Last week, in a move that could further delay the beleaguered project, a Nebraska judge ruled the law giving the governor pipeline siting authority illegal. The judge also declared "null and void" the law's permission to TransCanada to claim landowner's property in the path of the pipeline on the basis of eminent domain, which is normally used by the government to take private property for public use.
"The people of Nebraska love their land and have made their voices clear: stop the TransCanada pipeline,” said Rev. Kim Morrow of First-Plymouth Congregational Church in Lincoln, Nebraska. “We must protect the Ogallala Aquifer and the sensitive Sandhills region of our state. Our ranchers and farmers have been affronted by the bully tactics used to try to seize land that has been in their families for generations. This pipeline holds no benefits for Nebraska, and instead just risks jumping from the frying pan into the fire with climate change."
Clergy members across the country agree.
“As a man of faith, Obama should recognize this moment as an opportunity to protect God’s creation and shape his legacy around the long-term energy strategy of America,” said the Rev. Dr. Joel Hunter of Northland Church in Florida, one of the nation’s largest and fastest-growing congregations. “This is a pivotal moment for the president.”

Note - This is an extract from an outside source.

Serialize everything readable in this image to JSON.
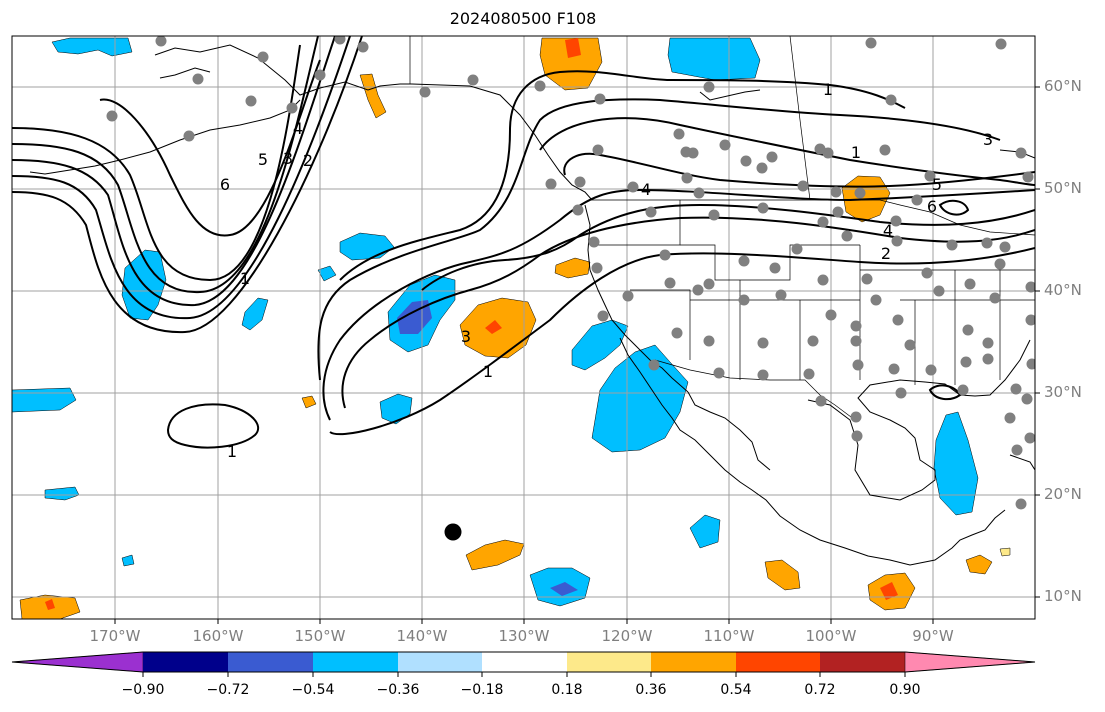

“People of faith have a responsibility to preserve God's gift of clean air, water and land,” added the Rev. Sally Bingham, president and founder of Interfaith Power & Light. “The Keystone Pipeline is too great a risk to that call to be gardeners. We were put in the garden to till and to keep. This dangerous pipeline jeopardizes the health of the garden and all living things. We find it sinful that financial gain is being considered more important than preserving the air, water and land for future generations. In other words, that money can trump moral responsibility.”
Interfaith Power & Light (IPL) is a national organization with 40 state affiliates reaching 15,000 congregations advocating for climate protection, clean energy, and stewardship of Creation.